面对着门口这一群义愤填膺、慷慨激昂的“正义之士”,林墨的脸上,非但没有丝毫的慌乱或愧疚,反而缓缓地勾起了一抹冰冷的笑意。
又是这套,拉着全院人当枪使,拿邻里情分当刀子,逼人就范。这套把戏,易中海玩了一辈子了。前世他见过的阴谋诡计,比这帮人吃过的盐都多,这种低级的把戏,在他看来,简直幼稚得可笑。
“不去。”
林墨从嘴里轻轻吐出两个字,声音不大,却像两记重锤,狠狠砸在了每个人的心上。院子里原本嘈杂的议论声,瞬间安静了下来。
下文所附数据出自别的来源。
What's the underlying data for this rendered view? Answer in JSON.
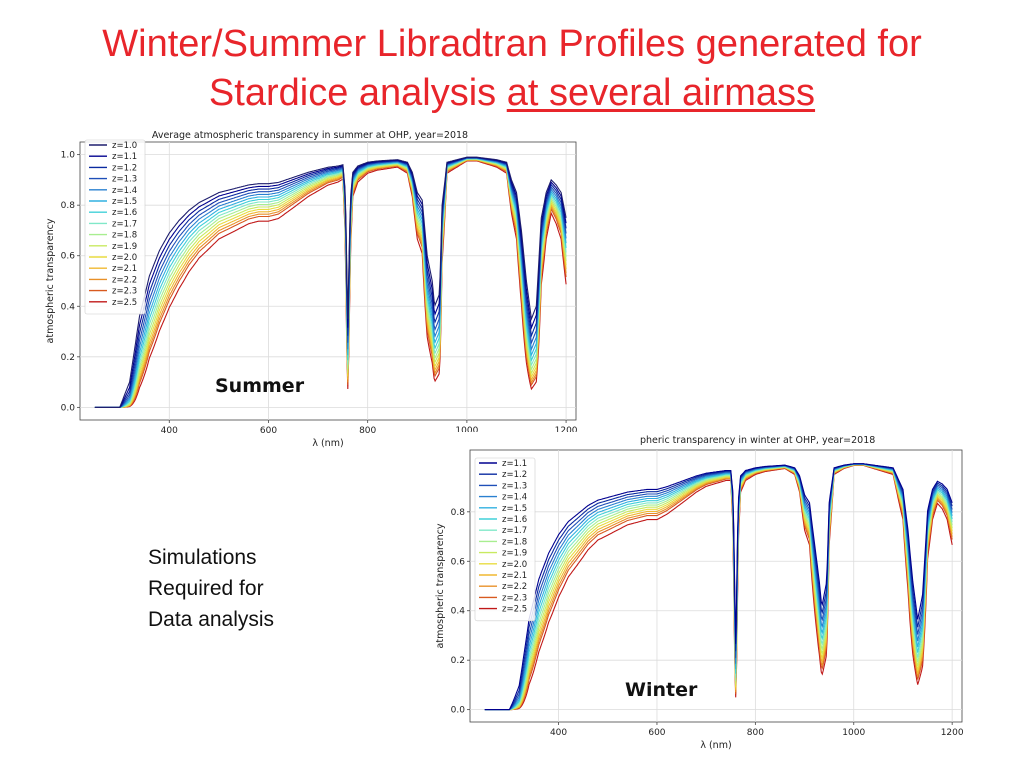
{
  "slide": {
    "title_line1": "Winter/Summer Libradtran Profiles generated for",
    "title_line2_plain": "Stardice analysis ",
    "title_line2_underlined": "at several airmass",
    "side_note": [
      "Simulations",
      "Required for",
      "Data analysis"
    ]
  },
  "chart_data": [
    {
      "type": "line",
      "season_label": "Summer",
      "title": "Average atmospheric transparency in summer at OHP, year=2018",
      "xlabel": "λ (nm)",
      "ylabel": "atmospheric transparency",
      "xlim": [
        220,
        1220
      ],
      "ylim": [
        -0.05,
        1.05
      ],
      "xticks": [
        400,
        600,
        800,
        1000,
        1200
      ],
      "yticks": [
        0.0,
        0.2,
        0.4,
        0.6,
        0.8,
        1.0
      ],
      "ytick_labels": [
        "0.0",
        "0.2",
        "0.4",
        "0.6",
        "0.8",
        "1.0"
      ],
      "grid": true,
      "legend_position": "upper-left",
      "x_range_plotted": [
        250,
        1200
      ],
      "series": [
        {
          "name": "z=1.0",
          "airmass": 1.0,
          "color": "#1e1e6e"
        },
        {
          "name": "z=1.1",
          "airmass": 1.1,
          "color": "#00008f"
        },
        {
          "name": "z=1.2",
          "airmass": 1.2,
          "color": "#0a2aa0"
        },
        {
          "name": "z=1.3",
          "airmass": 1.3,
          "color": "#1f4fb8"
        },
        {
          "name": "z=1.4",
          "airmass": 1.4,
          "color": "#2a80d0"
        },
        {
          "name": "z=1.5",
          "airmass": 1.5,
          "color": "#30b0e0"
        },
        {
          "name": "z=1.6",
          "airmass": 1.6,
          "color": "#40d0d8"
        },
        {
          "name": "z=1.7",
          "airmass": 1.7,
          "color": "#80e8c8"
        },
        {
          "name": "z=1.8",
          "airmass": 1.8,
          "color": "#a8ee90"
        },
        {
          "name": "z=1.9",
          "airmass": 1.9,
          "color": "#c8ea60"
        },
        {
          "name": "z=2.0",
          "airmass": 2.0,
          "color": "#e8dc40"
        },
        {
          "name": "z=2.1",
          "airmass": 2.1,
          "color": "#f0b830"
        },
        {
          "name": "z=2.2",
          "airmass": 2.2,
          "color": "#e89028"
        },
        {
          "name": "z=2.3",
          "airmass": 2.3,
          "color": "#d85a20"
        },
        {
          "name": "z=2.5",
          "airmass": 2.5,
          "color": "#c01818"
        }
      ],
      "reference_curve_z1": {
        "x": [
          250,
          300,
          320,
          340,
          360,
          380,
          400,
          420,
          440,
          460,
          480,
          500,
          520,
          540,
          560,
          580,
          600,
          620,
          650,
          680,
          700,
          720,
          740,
          750,
          755,
          760,
          765,
          770,
          780,
          800,
          820,
          860,
          880,
          890,
          900,
          910,
          920,
          930,
          935,
          945,
          950,
          960,
          980,
          1000,
          1020,
          1040,
          1060,
          1080,
          1090,
          1100,
          1110,
          1120,
          1130,
          1140,
          1150,
          1160,
          1170,
          1180,
          1190,
          1200
        ],
        "y": [
          0.0,
          0.0,
          0.1,
          0.36,
          0.52,
          0.62,
          0.69,
          0.74,
          0.78,
          0.81,
          0.83,
          0.85,
          0.86,
          0.87,
          0.88,
          0.885,
          0.885,
          0.89,
          0.91,
          0.93,
          0.94,
          0.95,
          0.955,
          0.96,
          0.85,
          0.35,
          0.82,
          0.93,
          0.955,
          0.97,
          0.975,
          0.98,
          0.97,
          0.93,
          0.85,
          0.82,
          0.6,
          0.5,
          0.4,
          0.45,
          0.8,
          0.97,
          0.98,
          0.99,
          0.99,
          0.985,
          0.98,
          0.97,
          0.9,
          0.85,
          0.7,
          0.5,
          0.35,
          0.4,
          0.75,
          0.85,
          0.9,
          0.88,
          0.85,
          0.75
        ]
      }
    },
    {
      "type": "line",
      "season_label": "Winter",
      "title": "pheric transparency in winter at OHP, year=2018",
      "xlabel": "λ (nm)",
      "ylabel": "atmospheric transparency",
      "xlim": [
        220,
        1220
      ],
      "ylim": [
        -0.05,
        1.05
      ],
      "xticks": [
        400,
        600,
        800,
        1000,
        1200
      ],
      "yticks": [
        0.0,
        0.2,
        0.4,
        0.6,
        0.8
      ],
      "ytick_labels": [
        "0.0",
        "0.2",
        "0.4",
        "0.6",
        "0.8"
      ],
      "grid": true,
      "legend_position": "upper-left",
      "x_range_plotted": [
        250,
        1200
      ],
      "series": [
        {
          "name": "z=1.1",
          "airmass": 1.1,
          "color": "#00008f"
        },
        {
          "name": "z=1.2",
          "airmass": 1.2,
          "color": "#0a2aa0"
        },
        {
          "name": "z=1.3",
          "airmass": 1.3,
          "color": "#1f4fb8"
        },
        {
          "name": "z=1.4",
          "airmass": 1.4,
          "color": "#2a80d0"
        },
        {
          "name": "z=1.5",
          "airmass": 1.5,
          "color": "#30b0e0"
        },
        {
          "name": "z=1.6",
          "airmass": 1.6,
          "color": "#40d0d8"
        },
        {
          "name": "z=1.7",
          "airmass": 1.7,
          "color": "#80e8c8"
        },
        {
          "name": "z=1.8",
          "airmass": 1.8,
          "color": "#a8ee90"
        },
        {
          "name": "z=1.9",
          "airmass": 1.9,
          "color": "#c8ea60"
        },
        {
          "name": "z=2.0",
          "airmass": 2.0,
          "color": "#e8dc40"
        },
        {
          "name": "z=2.1",
          "airmass": 2.1,
          "color": "#f0b830"
        },
        {
          "name": "z=2.2",
          "airmass": 2.2,
          "color": "#e89028"
        },
        {
          "name": "z=2.3",
          "airmass": 2.3,
          "color": "#d85a20"
        },
        {
          "name": "z=2.5",
          "airmass": 2.5,
          "color": "#c01818"
        }
      ],
      "reference_curve_z1": {
        "x": [
          250,
          300,
          320,
          340,
          360,
          380,
          400,
          420,
          440,
          460,
          480,
          500,
          520,
          540,
          560,
          580,
          600,
          620,
          650,
          680,
          700,
          720,
          740,
          750,
          755,
          760,
          765,
          770,
          780,
          800,
          820,
          860,
          880,
          890,
          900,
          910,
          920,
          930,
          935,
          945,
          950,
          960,
          980,
          1000,
          1020,
          1040,
          1060,
          1080,
          1090,
          1100,
          1110,
          1120,
          1130,
          1140,
          1150,
          1160,
          1170,
          1180,
          1190,
          1200
        ],
        "y": [
          0.0,
          0.0,
          0.12,
          0.4,
          0.56,
          0.66,
          0.73,
          0.78,
          0.81,
          0.84,
          0.86,
          0.87,
          0.88,
          0.89,
          0.895,
          0.9,
          0.9,
          0.91,
          0.93,
          0.95,
          0.96,
          0.965,
          0.97,
          0.97,
          0.88,
          0.3,
          0.85,
          0.95,
          0.97,
          0.98,
          0.985,
          0.99,
          0.98,
          0.95,
          0.88,
          0.85,
          0.7,
          0.55,
          0.45,
          0.55,
          0.85,
          0.98,
          0.99,
          0.995,
          0.995,
          0.99,
          0.985,
          0.98,
          0.94,
          0.9,
          0.75,
          0.55,
          0.4,
          0.5,
          0.82,
          0.9,
          0.93,
          0.92,
          0.9,
          0.85
        ]
      }
    }
  ]
}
易中海的脸色当即就僵住了,他没想到林墨竟然拒绝得如此干脆,连个场面话都懒得说。这完全超出了他的预料。
“你说什么?”他几乎以为自己听错了,往前凑了一步,质问道。
“我说,不去。”林墨的眼神扫过在场的每一个人,那目光平静得像一潭深不见底的寒潭,让所有被他看到的人,都忍不住心里发毛,“贾东旭的伤,我已经做了初期处理,剩下的事,是医院的范畴。我只是一个轧钢厂医务室的副主任,无权干涉国家大医院专家的治疗方案。”
他的理由无懈可击,合情合理,把自己的责任撇得一干二净。
易中海被他这番话噎得半天说不出话来,一张老脸涨成了猪肝色。他本以为搬出“邻里本分”和聋老太太这尊“大佛”,林墨就算不情愿,也得乖乖就范。谁知道这小子现在油盐不进,根本不吃这一套!
眼看第一轮攻势就败下阵来,易中海急了。
他眼珠一转,当即心生一计,也是他最擅长的手段——煽动舆论!
“当!当!当!”
易中海不知从哪摸出一面小铜锣,走到院子中央,用尽力气敲了起来。刺耳的锣声瞬间传遍了整个四合院。
“开全院大会!所有人都出来!开全院大会!”
他一边敲,一边扯着嗓子大喊。
很快,院里各家各户的灯都亮了,下班回家的工人们纷纷从屋里走出来,不知道发生了什么事,都往中院聚拢。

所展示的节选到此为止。